To achieve video streaming over a VANET overlay, resilient multi-source streaming using a Peer-to-Peer (P2P) overlay network (Buford et al., 2009) over a VANET can be considered. P2P overlay networks with multiple sources (Jurca et al., 2007) have proven to be robust, distributed solutions to multimedia transport, including streaming as well as simple file download. A multi-source P2P streaming system as an overlay network can be organized in such a way that a number of destination vehicles receive the same streaming data from multiple peers within the overlay. The presence of multiple sources means that if one source fails during the streaming process another can step in. This is because, in a VANET, a source could easily fail if a vehicle is parked or moves out of the area. Multiple sources are also required if the video stream is split into several streams in order to exploit path diversity within the VANET using Multiple Description Coding (MDC) (Chakareski et al., 2005). In MDC, any single description or partial video stream is sufficient for a watchable version of the video but the quality is enhanced when one or more other descriptions are delivered. In contrast, in layered video coding, the base layer must be received because otherwise enhancement layers cannot be utilised.
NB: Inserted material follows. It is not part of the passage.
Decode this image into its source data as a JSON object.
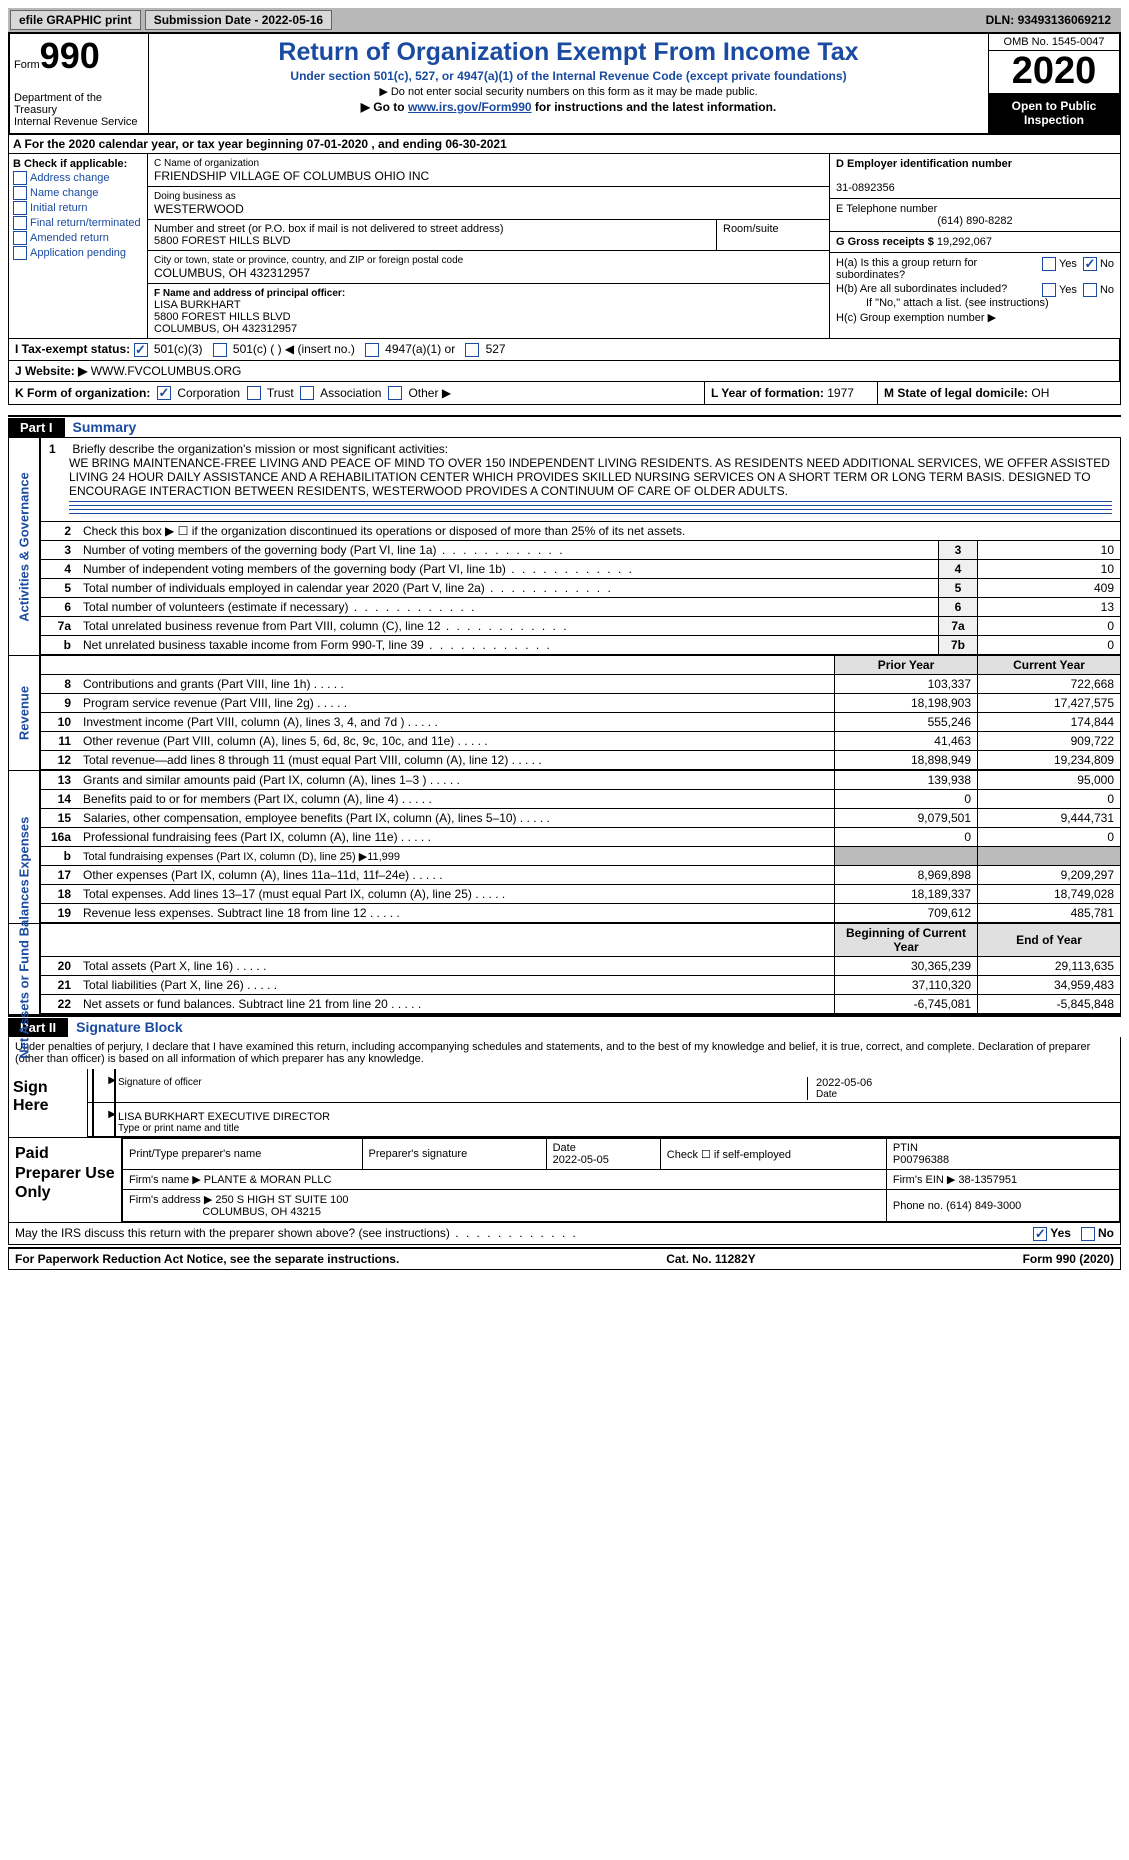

Another important issue is to what extent video error resilience measures (Stockhammer & Zia, 2007) can protect video streaming across these networks. The H.264/AVC (Advanced Video Coding) codec (Wenger, 2003) has introduced a number of such measures, some of which are new to this codec, an example being Flexible Macroblock Ordering (FMO) (Lambert et al., 2006). The Chapter analyses the response of the error resilience measures to isolated and burst error patterns. In fact, MDC based on the spatial decomposition of FMO can counter the effect of packet loss on video streams. By employing checkerboard or dispersed FMO, each frame can be separated into two or more slices. These slices can aid the reconstruction of adjacent macroblocks (a macroblock is the unit of block-based motion compensation, whereby only the difference between a block in the current frame and a matching area in the reference frame is encoded, as the energy of the residual frame is reduced compared to the current frame) in another slice in the event of the packet bearing that slice being lost. Checkerboard FMO is the only one of the H.264/AVC FMO types that has this property. An error resilience strategy adopts FMO for high packet loss regimes but includes distributed intra-refresh to reduce the sudden data bursts that would otherwise arise from transmitting periodic intra-coded I-frames.